How did you end up teaching at EBS?
I joined EBS in 1999. autumn. During the 90s it was usual that when companies were searching for new employees then they were usually found through acquaintances. I was recruited to the EBS Language Center thanks to Silvia Lepalaan, who is on vacation already. Later I moved on to the Department of Marketing and Communication where I am still working.
Please give us a brief overview of your career.
My career isn’t very diverse. Just another day me and a colleague of mine, with whom I started working here at the same time, were discussing that “together we came here and probably together we leave here once that day should arrive”. To be exact, I’ve always and only worked at EBS. During my studies in University of Tallinn I used to work consequently at Tallinn Airport’s tax-free store, but I think that “doesn’t count”. But at EBS my career flowed very academically – at first I was a lecturer, then docent, then professor and now (for some time) associate professor.
Tell us something interesting about yourself that your students might not know.
Hmmm… well I really love to fool around and break small unwritten rules, during which no one gets hurt. For instance, me and my friend have done yoga-practice on nocturnal Tallinn streets. And as another example when someone asks me who I work as, then sometimes I answer that I work as a teacher, a P.E. teacher. I have always enjoyed fooling around like that.
What is your greatest dream?
Oh! Well that is the kind of question where the nice expected answer would be “to sail around the world” but I don’t have that kind of an answer. My dream is much more of a boring one – I’d love to live with a calm heart, happily with one person until the end of my days. Such a dream. Someone once said ”phäh! What kind of a dream is that supposed to be?!”, but another said “Wow, you have an amazing dream! That is definitely a real dream, because it’s really difficult to achieve it!”
If you could leave all your duties aside, what would be the first thing you would do?

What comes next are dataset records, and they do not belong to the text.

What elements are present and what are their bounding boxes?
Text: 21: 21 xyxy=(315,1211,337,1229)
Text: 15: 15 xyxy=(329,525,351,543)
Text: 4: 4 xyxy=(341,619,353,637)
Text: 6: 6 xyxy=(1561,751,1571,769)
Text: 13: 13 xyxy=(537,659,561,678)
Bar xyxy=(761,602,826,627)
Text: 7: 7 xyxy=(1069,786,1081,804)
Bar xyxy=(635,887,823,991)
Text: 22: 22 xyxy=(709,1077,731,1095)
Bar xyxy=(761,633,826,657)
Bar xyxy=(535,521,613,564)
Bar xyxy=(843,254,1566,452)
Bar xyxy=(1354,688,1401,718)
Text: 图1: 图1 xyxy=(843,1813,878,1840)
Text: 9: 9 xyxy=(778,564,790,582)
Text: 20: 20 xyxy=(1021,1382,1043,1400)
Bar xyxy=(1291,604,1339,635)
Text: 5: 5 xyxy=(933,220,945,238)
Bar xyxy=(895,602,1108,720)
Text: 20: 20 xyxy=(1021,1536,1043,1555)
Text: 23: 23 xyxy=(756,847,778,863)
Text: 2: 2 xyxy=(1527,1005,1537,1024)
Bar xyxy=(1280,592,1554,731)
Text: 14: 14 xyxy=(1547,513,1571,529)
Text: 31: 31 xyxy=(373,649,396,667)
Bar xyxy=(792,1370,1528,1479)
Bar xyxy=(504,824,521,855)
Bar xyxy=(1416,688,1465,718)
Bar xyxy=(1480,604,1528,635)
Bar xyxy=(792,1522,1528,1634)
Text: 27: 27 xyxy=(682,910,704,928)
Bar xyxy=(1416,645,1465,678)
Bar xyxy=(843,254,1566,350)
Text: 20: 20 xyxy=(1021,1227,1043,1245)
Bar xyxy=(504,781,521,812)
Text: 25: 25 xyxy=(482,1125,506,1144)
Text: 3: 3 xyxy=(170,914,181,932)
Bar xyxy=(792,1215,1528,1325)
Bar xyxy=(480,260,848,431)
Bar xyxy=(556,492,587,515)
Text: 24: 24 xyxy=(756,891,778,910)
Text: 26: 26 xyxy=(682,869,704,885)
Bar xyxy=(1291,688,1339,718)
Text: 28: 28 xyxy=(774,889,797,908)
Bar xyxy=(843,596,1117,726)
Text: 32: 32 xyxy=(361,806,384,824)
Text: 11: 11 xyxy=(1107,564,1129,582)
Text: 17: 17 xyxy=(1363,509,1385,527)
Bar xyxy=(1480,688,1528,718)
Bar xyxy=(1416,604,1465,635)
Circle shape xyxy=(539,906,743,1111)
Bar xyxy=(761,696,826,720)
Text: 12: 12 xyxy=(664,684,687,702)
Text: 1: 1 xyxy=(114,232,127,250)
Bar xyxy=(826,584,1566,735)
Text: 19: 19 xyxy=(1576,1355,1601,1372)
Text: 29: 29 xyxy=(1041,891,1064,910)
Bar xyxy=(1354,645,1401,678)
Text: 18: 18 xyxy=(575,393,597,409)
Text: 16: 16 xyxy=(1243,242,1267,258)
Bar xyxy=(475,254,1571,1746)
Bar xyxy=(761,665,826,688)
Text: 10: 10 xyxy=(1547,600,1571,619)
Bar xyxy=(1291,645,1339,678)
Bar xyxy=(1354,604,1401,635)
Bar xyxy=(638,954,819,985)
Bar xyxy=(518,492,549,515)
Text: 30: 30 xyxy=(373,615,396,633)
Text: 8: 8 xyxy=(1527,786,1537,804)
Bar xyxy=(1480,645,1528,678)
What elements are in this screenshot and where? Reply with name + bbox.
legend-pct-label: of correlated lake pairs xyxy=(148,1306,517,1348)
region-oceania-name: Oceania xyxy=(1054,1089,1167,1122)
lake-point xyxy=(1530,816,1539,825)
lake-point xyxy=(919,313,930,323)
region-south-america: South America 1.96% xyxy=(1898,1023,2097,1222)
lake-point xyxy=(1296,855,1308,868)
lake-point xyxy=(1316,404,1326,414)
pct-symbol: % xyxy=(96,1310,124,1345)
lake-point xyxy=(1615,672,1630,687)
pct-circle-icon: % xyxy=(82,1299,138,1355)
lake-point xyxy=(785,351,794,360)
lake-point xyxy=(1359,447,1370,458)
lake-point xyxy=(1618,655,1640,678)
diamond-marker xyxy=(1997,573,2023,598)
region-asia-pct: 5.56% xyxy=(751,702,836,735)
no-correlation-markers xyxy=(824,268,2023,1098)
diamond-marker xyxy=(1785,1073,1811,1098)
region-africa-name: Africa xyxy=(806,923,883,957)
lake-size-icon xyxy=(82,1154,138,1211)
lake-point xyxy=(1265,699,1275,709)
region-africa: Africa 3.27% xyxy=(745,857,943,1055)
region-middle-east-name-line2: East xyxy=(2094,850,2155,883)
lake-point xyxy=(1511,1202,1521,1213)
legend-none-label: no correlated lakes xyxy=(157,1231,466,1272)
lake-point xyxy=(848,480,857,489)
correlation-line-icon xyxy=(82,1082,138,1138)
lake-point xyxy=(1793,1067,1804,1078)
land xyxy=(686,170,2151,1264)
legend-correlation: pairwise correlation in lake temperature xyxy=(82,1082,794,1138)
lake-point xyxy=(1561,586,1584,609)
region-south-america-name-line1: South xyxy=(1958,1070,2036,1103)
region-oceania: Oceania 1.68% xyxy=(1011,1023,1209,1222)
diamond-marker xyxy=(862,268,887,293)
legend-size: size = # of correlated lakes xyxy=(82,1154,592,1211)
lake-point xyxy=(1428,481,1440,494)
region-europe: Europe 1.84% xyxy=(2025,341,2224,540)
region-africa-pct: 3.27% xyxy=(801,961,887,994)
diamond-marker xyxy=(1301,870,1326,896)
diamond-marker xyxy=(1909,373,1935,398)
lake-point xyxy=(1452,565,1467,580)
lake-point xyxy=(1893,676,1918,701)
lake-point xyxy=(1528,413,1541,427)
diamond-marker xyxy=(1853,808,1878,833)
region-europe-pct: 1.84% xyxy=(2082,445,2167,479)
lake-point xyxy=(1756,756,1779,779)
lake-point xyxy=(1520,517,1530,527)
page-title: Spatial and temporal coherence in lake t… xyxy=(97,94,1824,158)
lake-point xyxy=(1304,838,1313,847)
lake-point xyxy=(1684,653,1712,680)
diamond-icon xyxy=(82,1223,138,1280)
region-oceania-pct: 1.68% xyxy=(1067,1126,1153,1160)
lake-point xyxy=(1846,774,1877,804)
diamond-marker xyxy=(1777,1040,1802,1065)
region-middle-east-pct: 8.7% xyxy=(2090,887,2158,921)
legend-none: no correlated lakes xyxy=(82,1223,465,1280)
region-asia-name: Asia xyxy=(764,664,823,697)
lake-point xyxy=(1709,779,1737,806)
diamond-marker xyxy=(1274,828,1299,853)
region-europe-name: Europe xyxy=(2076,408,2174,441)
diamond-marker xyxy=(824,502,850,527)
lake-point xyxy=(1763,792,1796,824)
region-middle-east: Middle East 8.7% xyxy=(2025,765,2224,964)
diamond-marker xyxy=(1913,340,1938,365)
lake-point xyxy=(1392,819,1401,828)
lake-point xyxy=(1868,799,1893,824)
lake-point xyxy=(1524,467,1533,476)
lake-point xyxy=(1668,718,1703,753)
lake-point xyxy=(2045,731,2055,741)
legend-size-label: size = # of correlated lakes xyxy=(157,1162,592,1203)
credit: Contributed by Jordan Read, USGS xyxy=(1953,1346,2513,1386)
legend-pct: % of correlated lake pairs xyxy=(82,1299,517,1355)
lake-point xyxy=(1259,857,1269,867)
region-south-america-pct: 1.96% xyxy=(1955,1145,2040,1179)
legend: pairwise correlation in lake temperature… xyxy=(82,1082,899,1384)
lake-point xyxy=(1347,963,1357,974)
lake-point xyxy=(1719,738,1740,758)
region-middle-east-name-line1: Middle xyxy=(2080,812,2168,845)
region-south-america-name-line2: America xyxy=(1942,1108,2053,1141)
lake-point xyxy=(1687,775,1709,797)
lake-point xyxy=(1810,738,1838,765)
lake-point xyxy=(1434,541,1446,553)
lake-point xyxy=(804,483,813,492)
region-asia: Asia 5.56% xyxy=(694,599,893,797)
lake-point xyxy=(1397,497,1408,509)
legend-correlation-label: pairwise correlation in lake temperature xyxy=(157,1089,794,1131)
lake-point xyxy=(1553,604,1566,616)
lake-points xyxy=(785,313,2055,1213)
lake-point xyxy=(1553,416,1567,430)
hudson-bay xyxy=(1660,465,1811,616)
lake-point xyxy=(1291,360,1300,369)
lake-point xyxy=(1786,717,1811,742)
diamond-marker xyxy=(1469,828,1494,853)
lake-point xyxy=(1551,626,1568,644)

Well, we never exactly know what we would do when that kind of a time would come (maybe we would search for a new job?), but then I think I would love to volunteer at Arvo Pärt’s Centre more in depth (right now I volunteer there very episodically) and be useful while spending my time there. In addition, I would attend more concerts and read more books and most likely travel more. But only in Europe, because this is where I have always felt very good while travelling. I feel a bit weird about thinking of traveling on your free time from your own budget to places, where we don’t feel comfortable or good. Some call it non-adventurous. Interesting, is it good or bad? Well, I don’t care…
What have been the greatest learning points and lessons during your career?
Do less, but do it as best as you can. For instance, some positions in universities have publication obligations. I have always liked to publicize less, but things that l would not feel embarrassed about. At the very beginning of my career I published one article about which I felt very embarrassed afterwards, but fortunately that article doesn’t exist anymore. Related to teaching, it is always important to keep in mind that giving in (to students) can come with bad consequences. I’d really-really want to comply and say “ok-ok, you can submit your work a week later!”, but then you have to toughen up and say “No!”.
If a student would like to try out working in your area of specialty, what would be your suggestion on where and how to start?
For starters, I think it would be wise to talk with one of the lecturers, and agree on if the student could have a chance to conduct a few lectures and if she or he likes it (and the students listening also like it), then they could conduct a whole course. And if she or he still actually likes doing it then the aftermath is easy, bachelor’s, master’s, doctor’s degree, a loads of pedagogics, your own research, then teach and publish and teach and publish and then once more teach and publish and there you go! Easy-peasy!
How would you describe yourself as a person and as a lecturer?
I believe that I’m a cheerful colleague and lecturer. During lectures I’m also highly active and interactive. Often, I compose my lectures in a specific style: “I ask, students answer” and that’s how they learn (hopefully). I extremely love it when people doubt something that has been written or said (even when I say it) and students start to discuss the things from a new perspective. During my lectures, I always demand of my students to “analyze, analyze, don’t describe, because we can all see the description! Don’t just say that the doors of EBS main entrance are made of oak, we can all see that. Better- talk about what it could mean and refer to!”. At first students really don’t understand, but after a few weeks everyone feels more comfortable when analyzing.
You used to be a student at EBS, what did you enjoy the most about studying at EBS?
Oh, the first thing that comes to my mind is, that it was EXTREMELY difficult. I mean, it was a lot of fun too, many interesting course mates, etc., but you had to study and do something ALL THE TIME. For example, we had to write one essay every week to Hardo Pajula. Do you know how tough it is to write him a (good) essay? And during those times when I was a Master’s student, the studies took place on Fridays and Saturdays and as a result, I didn’t see my family for one and a half years… It was very intense.